As the review embargo lifted today, you can find tons of GTX 1080 Ti reviews all over the web from the more well-known tech reviewers like Anandtech and Gamers Nexus. I don’t personally have a major focus on benchmarking individual components yet, but maybe one day it will become more of a priority for PC Game Haven. In any event, I would definitely suggest checking out some benchmarks and spec sheets so you can see how insanely close the GTX 1080 Ti comes to the Titan X Pascal in performance!!
The 1080 Ti technically even has higher TFLOPS (11.3 vs 11) than the Titan XP! I’m sure we all know how that translates into real-world performance (not well) but it does show the serious amount of power that the 1080 Ti is packing. It’s also packing 11GB of GDDR5x VRAM clocked to a whopping 11Gbps, 88 ROPs, 3584 CUDA cores, 224 texture units, and is built on the exact same GP102 GPU as the Titan XP.
The GTX 1080 Ti will be dropping via Nvidia’s Founder’s Edition first, which is probably not the card that most of us want – it’s not the one I’ll be getting that’s for sure. It’ll be shortly thereafter when the partner AIB cards start to drop and those are what we should be looking for. Personally, I’ll be waiting for an AIB card from either EVGA or MSI to hit the shelves before I pick up mine.
Considering that the GTX 1080 Ti FE will retail for $699 through Nvidia’s site, the 1080 Ti’s partner AIB cards (cards from companies like MSI, Gigabyte, EVGA, etc) will likely run in the $700-$750 range through the third-party retailers like Amazon & Newegg. Don’t write that in stone just yet because this is only my best guess.

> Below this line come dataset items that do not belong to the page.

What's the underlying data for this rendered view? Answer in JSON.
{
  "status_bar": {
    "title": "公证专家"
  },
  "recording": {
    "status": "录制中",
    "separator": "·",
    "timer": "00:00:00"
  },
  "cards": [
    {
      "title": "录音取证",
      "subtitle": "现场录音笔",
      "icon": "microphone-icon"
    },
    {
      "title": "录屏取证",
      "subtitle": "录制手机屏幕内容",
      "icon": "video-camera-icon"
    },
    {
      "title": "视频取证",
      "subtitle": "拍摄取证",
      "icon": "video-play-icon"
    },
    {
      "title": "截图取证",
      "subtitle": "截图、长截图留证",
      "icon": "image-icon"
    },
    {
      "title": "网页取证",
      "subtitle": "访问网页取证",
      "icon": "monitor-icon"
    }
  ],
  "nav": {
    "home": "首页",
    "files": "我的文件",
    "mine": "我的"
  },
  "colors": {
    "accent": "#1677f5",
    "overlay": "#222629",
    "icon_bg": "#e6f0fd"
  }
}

I will be updating my high-end builds to include the GTX 1080 Ti where applicable, and I’ll even be putting out a dedicated GTX 1080 Ti build focusing entirely on fitting it into a completely custom ~$1500 build.
Are you going to be jumping on a new GTX 1080 Ti, or are you going to wait to see what AMD’s Vega can do later this year? Let me know in the comments!!!